A flexible cash lease is an alternative to a straight cash lease. The flexible cash leash protects the farmer and landowner from economic loss. This type of lease can prevent a farmer from committing to a lease that requires a high guaranteed rent payment, allowing the landowner to have a higher return should profits increase during the production year. Both landowners and farm operators should consult a legal advisor before entering any lease agreement.
A flex-type lease sets a base rent based on known conditions. The farmer and the landowner are aware of the yield history based on records, such as reported yields for crop insurance purposes. They also know the current price for corn to be delivered at the local elevator in the fall of the upcoming growing season when the lease is signed. The USDA also projects anticipated crop prices. If yields and/or prices increase based on actual yields and prices, the rent, in the form of a bonus, also increases. The rent remains at the base level if the revenue doesn't increase or decrease.
Flex cash leases are nearly as popular as straight cash leases. The purpose of the flex rent is to protect the farmer from having to pay for an aggressive straight cash rent while allowing the landowner to have higher returns should the economic situation improve. In 2026, landowners are feeling pressure to lower cash rent levels in anticipation of financial loss to the farmer, and a flexible lease helps to diminish this pressure.
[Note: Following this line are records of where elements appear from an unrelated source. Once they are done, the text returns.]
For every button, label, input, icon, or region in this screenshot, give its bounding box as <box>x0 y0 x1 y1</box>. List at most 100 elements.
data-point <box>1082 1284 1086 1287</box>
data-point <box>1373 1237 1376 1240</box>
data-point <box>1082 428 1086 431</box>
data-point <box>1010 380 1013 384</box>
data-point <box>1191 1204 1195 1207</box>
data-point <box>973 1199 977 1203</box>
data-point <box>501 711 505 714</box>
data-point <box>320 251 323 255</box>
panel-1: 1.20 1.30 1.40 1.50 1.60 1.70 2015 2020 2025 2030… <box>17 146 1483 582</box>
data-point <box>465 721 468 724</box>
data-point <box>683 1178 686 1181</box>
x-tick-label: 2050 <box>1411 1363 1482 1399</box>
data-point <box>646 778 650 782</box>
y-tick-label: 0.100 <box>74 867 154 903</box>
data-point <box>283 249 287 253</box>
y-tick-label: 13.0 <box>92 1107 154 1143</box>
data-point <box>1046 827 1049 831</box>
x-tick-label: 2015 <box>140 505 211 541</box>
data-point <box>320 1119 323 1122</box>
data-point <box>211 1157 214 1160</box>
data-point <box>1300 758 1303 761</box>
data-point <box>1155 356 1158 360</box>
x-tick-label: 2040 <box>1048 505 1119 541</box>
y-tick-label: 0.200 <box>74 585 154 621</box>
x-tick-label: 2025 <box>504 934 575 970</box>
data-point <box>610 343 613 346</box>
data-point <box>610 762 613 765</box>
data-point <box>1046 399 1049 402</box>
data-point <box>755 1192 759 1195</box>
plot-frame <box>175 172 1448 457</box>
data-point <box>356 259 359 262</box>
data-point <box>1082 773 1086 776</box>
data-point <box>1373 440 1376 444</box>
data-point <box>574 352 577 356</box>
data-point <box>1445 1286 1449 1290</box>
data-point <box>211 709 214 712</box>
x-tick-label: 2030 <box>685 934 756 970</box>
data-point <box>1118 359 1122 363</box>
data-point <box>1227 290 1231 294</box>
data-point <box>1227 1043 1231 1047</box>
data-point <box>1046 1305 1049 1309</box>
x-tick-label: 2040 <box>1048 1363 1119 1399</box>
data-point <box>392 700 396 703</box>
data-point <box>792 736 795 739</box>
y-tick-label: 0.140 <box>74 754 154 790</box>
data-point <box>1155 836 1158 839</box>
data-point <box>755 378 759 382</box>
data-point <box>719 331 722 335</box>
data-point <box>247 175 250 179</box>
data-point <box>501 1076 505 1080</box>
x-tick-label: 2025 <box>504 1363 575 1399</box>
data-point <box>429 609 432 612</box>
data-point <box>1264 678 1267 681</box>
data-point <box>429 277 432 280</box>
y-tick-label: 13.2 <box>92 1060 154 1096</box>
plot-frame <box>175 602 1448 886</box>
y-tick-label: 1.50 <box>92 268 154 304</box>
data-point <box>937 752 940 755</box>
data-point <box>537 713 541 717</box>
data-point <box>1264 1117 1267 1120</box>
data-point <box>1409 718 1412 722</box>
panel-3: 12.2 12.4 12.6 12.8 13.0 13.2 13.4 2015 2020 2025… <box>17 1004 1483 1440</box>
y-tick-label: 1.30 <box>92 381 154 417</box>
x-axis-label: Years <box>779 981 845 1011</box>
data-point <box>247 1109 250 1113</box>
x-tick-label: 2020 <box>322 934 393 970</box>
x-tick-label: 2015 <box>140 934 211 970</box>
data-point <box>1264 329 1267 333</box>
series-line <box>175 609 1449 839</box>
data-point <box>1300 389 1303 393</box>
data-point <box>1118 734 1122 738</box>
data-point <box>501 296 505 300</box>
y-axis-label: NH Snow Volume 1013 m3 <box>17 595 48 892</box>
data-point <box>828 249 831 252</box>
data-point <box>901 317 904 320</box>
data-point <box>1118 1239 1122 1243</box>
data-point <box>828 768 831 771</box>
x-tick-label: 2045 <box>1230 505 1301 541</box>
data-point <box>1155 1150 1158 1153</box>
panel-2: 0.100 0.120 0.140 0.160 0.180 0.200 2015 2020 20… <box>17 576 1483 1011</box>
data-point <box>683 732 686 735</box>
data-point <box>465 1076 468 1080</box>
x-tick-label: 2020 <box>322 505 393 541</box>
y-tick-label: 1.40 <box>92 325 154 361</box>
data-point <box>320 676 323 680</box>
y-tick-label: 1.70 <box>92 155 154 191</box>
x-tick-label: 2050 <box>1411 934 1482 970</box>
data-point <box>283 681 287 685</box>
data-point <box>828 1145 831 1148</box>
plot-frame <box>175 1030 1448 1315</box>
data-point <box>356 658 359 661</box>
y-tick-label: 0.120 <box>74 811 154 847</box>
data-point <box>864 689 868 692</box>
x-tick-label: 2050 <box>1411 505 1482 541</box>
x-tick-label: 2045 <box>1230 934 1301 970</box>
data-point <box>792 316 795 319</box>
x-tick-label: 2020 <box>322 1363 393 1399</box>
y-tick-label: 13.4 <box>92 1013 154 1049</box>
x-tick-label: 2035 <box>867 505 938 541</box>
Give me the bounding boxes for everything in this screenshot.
Flex Leases Based on Actual Revenue
The contracting parties determine the base rent amount per acre by multiplying the anticipated price for the growing season by the yield from historical on-farm data. For yields, the trend-adjusted yield from Federal Crop Insurance records, if available, can be used in the formula. The fall delivery price at the local elevator is a practical option for the base rent formula. Farmers can make grain sales before, during, and after harvest.
Average Yield x Yield Price = Gross Revenue
The landowner and the farmer then agree on a percentage of the gross revenue that the farmer will pay to the landowner as rent. For corn, the rate is typically between 30% and 38%, with 35-36% being the most common. For soybeans, the percentage ranges typically from 36% to 44%, with 40-42% being the most common. The percentage is set at a mutually agreed-upon rate. The grain price used in the formula is for fall delivery, even though the upcoming year's crop has not yet been planted or harvested to determine the initial base price.
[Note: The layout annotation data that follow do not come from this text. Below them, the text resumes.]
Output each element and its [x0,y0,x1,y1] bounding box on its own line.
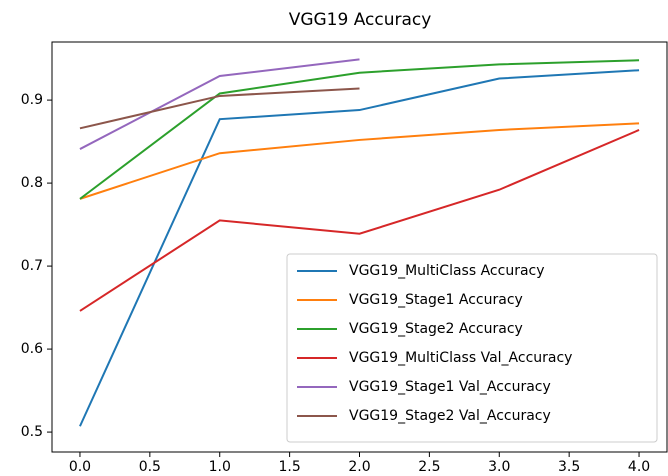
y-tick-label: 0.7 [21,258,43,274]
y-tick-label: 0.6 [21,341,43,357]
legend-label: VGG19_MultiClass Accuracy [349,263,545,279]
y-tick-label: 0.5 [21,424,43,440]
y-tick-label: 0.8 [21,175,43,191]
x-tick-label: 0.0 [69,459,91,475]
legend-label: VGG19_MultiClass Val_Accuracy [349,350,572,366]
series-line [79,69,640,427]
legend-label: VGG19_Stage2 Accuracy [349,321,523,337]
x-tick-label: 3.0 [488,459,510,475]
series-line [79,129,640,312]
y-tick-label: 0.9 [21,92,43,108]
series-line [79,87,360,130]
chart-title: VGG19 Accuracy [289,10,432,30]
series-line [79,58,360,150]
x-tick-label: 4.0 [628,459,650,475]
x-tick-label: 2.5 [418,459,440,475]
legend-box [286,253,658,443]
legend-label: VGG19_Stage2 Val_Accuracy [349,408,551,424]
legend-label: VGG19_Stage1 Val_Accuracy [349,379,551,395]
x-tick-label: 0.5 [139,459,161,475]
series-line [79,59,640,200]
x-tick-label: 2.0 [348,459,370,475]
legend-label: VGG19_Stage1 Accuracy [349,292,523,308]
x-tick-label: 1.0 [209,459,231,475]
x-tick-label: 1.5 [278,459,300,475]
plot-frame [51,41,668,453]
series-line [79,122,640,200]
x-tick-label: 3.5 [558,459,580,475]
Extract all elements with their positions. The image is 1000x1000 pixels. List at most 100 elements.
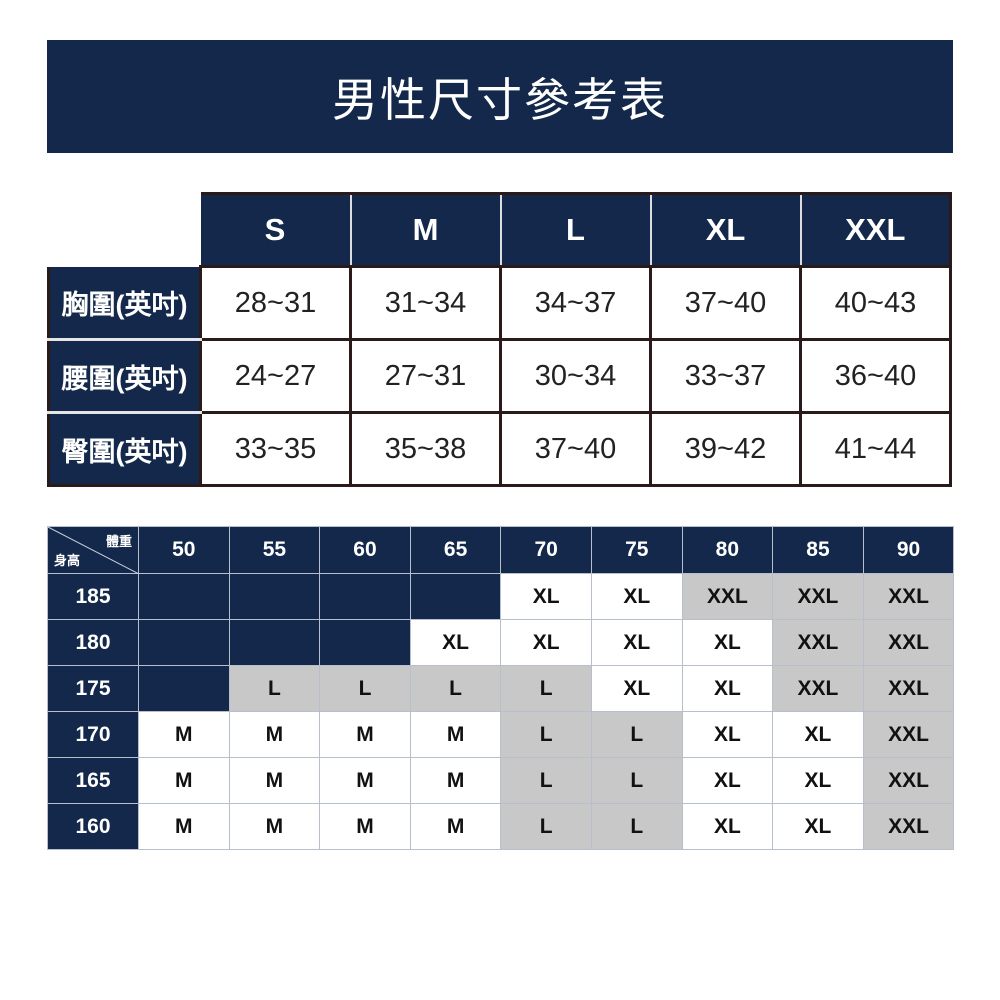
size-cell: XL [500, 619, 592, 666]
corner-height-label: 身高 [54, 553, 81, 568]
measurement-value: 33~37 [649, 338, 802, 414]
measurement-label: 胸圍(英吋) [47, 266, 201, 341]
size-cell: M [228, 711, 321, 758]
size-cell: L [590, 803, 683, 850]
size-cell: XL [772, 711, 864, 758]
size-cell: L [590, 757, 683, 804]
size-cell: XL [681, 665, 774, 712]
size-header: S [200, 192, 352, 267]
measurement-value: 37~40 [649, 265, 802, 341]
size-cell: XXL [772, 573, 864, 620]
measurement-value: 36~40 [799, 338, 952, 414]
height-row: 175 L L L L XL XL XXL XXL [47, 665, 955, 712]
height-label: 165 [47, 757, 139, 804]
size-cell: L [590, 711, 683, 758]
size-cell: XXL [862, 619, 955, 666]
height-weight-size-table: 體重 身高 50 55 60 65 70 75 80 85 90 185 XL XL XXL XXL XXL 18… [47, 526, 955, 850]
size-cell: L [500, 803, 592, 850]
size-cell: XXL [862, 665, 955, 712]
size-cell: XXL [862, 573, 955, 620]
size-cell: XXL [862, 803, 955, 850]
height-label: 185 [47, 573, 139, 620]
height-label: 170 [47, 711, 139, 758]
size-cell [319, 573, 411, 620]
height-row: 165 M M M M L L XL XL XXL [47, 757, 955, 804]
measurement-row: 臀圍(英吋) 33~35 35~38 37~40 39~42 41~44 [47, 411, 952, 487]
size-cell: XXL [681, 573, 774, 620]
size-cell: M [138, 803, 230, 850]
weight-header: 50 [138, 526, 230, 574]
size-cell: XL [590, 573, 683, 620]
size-cell [228, 619, 321, 666]
measurement-value: 34~37 [499, 265, 652, 341]
size-cell: M [409, 757, 502, 804]
height-row: 170 M M M M L L XL XL XXL [47, 711, 955, 758]
size-cell: M [228, 803, 321, 850]
height-row: 180 XL XL XL XL XXL XXL [47, 619, 955, 666]
corner-weight-label: 體重 [105, 534, 132, 549]
size-cell: XL [772, 803, 864, 850]
measurement-value: 31~34 [349, 265, 502, 341]
measurement-value: 37~40 [499, 411, 652, 487]
blank-cell [48, 193, 201, 267]
size-cell [138, 619, 230, 666]
size-cell [138, 573, 230, 620]
measurement-value: 27~31 [349, 338, 502, 414]
measurement-row: 胸圍(英吋) 28~31 31~34 34~37 37~40 40~43 [47, 265, 952, 341]
size-cell: M [228, 757, 321, 804]
size-cell: L [500, 757, 592, 804]
size-cell: XL [500, 573, 592, 620]
corner-cell: 體重身高 [47, 526, 139, 574]
measurement-value: 28~31 [199, 265, 352, 341]
size-cell: L [409, 665, 502, 712]
size-header: L [500, 192, 652, 267]
size-cell: L [228, 665, 321, 712]
weight-header: 80 [681, 526, 774, 574]
size-cell: M [319, 711, 411, 758]
measurement-label: 腰圍(英吋) [47, 339, 201, 414]
size-cell [409, 573, 502, 620]
weight-header: 75 [590, 526, 683, 574]
measurement-label: 臀圍(英吋) [47, 412, 201, 487]
size-cell: XL [590, 619, 683, 666]
measurement-value: 30~34 [499, 338, 652, 414]
measurement-value: 41~44 [799, 411, 952, 487]
title-banner: 男性尺寸參考表 [47, 40, 953, 153]
measurement-value: 35~38 [349, 411, 502, 487]
size-cell: M [319, 803, 411, 850]
size-cell [228, 573, 321, 620]
size-cell [138, 665, 230, 712]
size-header: XL [650, 192, 802, 267]
height-row: 185 XL XL XXL XXL XXL [47, 573, 955, 620]
measurement-value: 24~27 [199, 338, 352, 414]
height-label: 180 [47, 619, 139, 666]
size-cell: XL [409, 619, 502, 666]
size-cell: M [138, 711, 230, 758]
weight-header-row: 體重 身高 50 55 60 65 70 75 80 85 90 [47, 526, 955, 574]
height-label: 160 [47, 803, 139, 850]
size-cell: M [409, 803, 502, 850]
measurement-value: 39~42 [649, 411, 802, 487]
size-cell: L [500, 665, 592, 712]
size-cell: XXL [772, 619, 864, 666]
size-cell: XL [681, 803, 774, 850]
weight-header: 70 [500, 526, 592, 574]
size-header: XXL [800, 192, 952, 267]
size-cell: XXL [772, 665, 864, 712]
measurement-table: S M L XL XXL 胸圍(英吋) 28~31 31~34 34~37 37~40 40~43 腰… [47, 192, 952, 487]
weight-header: 60 [319, 526, 411, 574]
height-label: 175 [47, 665, 139, 712]
size-cell: XL [772, 757, 864, 804]
size-cell: XL [681, 619, 774, 666]
weight-header: 65 [409, 526, 502, 574]
size-cell: XL [681, 757, 774, 804]
size-cell: M [138, 757, 230, 804]
measurement-value: 40~43 [799, 265, 952, 341]
weight-header: 85 [772, 526, 864, 574]
size-cell: M [319, 757, 411, 804]
size-header: M [350, 192, 502, 267]
size-cell: XXL [862, 757, 955, 804]
weight-header: 55 [228, 526, 321, 574]
size-cell [319, 619, 411, 666]
height-row: 160 M M M M L L XL XL XXL [47, 803, 955, 850]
Example of setting the Base Rent for corn:
At the time of contract negotiations, the fall delivery price at the local elevator is $4.00 per bushel. The average Yield is 250 bushels per acre.
- Gross Revenue = $4.00 x 250 bushels, which is $1,000 in anticipated gross Revenue. If the negotiated rent percentage of gross income is 35%, then the base rent is $350 per acre.
- If, at harvest, the actual yield is bushels per acre and the determined average price for the year is $4.20, the Revenue increases to $ 1,092 per acre. Using the formula used to determine the base rent, the landowner portion calculations are as follows:
- 260 bushels x $4.20 x 35% = $382.20 per acre.
- Next, subtract the base rent of $350.
- $382.20 per acre, minus the base rent of $350, equates to a bonus rent paid by the farmer of $32.20 per acre.
Soybean flex leases are calculated using the same basic formula. The percentage negotiated for the lease of soybeans is typically slightly higher than that for corn, due to lower input costs for growing the crop (36 to 44%).
How do I determine the Average Grain Price for the Growing Season?
One popular method is to select a specific day of each month from January through October, obtain the closing price at the local elevator for that day, and then average them together. Using grain price averages throughout the growing season allows one to average their grain prices rather than relying on a single low or high price. Many farmers use marketing contracts that average yearly prices and/or make grain sales on specific dates.
What if the Calculated Revenue is Less Than the Base Rent at the End of the Season?
If the computed revenue is less than the base rent, then the rent will not change. Farms can, and many do, carry federal crop insurance to cover revenue loss should the economic situation deteriorate throughout the year, based on lower prices and/or yields.
Flexible Cash Leases are nearly as popular as straight cash farm leases. Landowners and farmers should consider a Flexible Cash Lease to accommodate changing prices and yields during the growing season, which allows farmers to minimize some risk and for landowners to capture higher profits.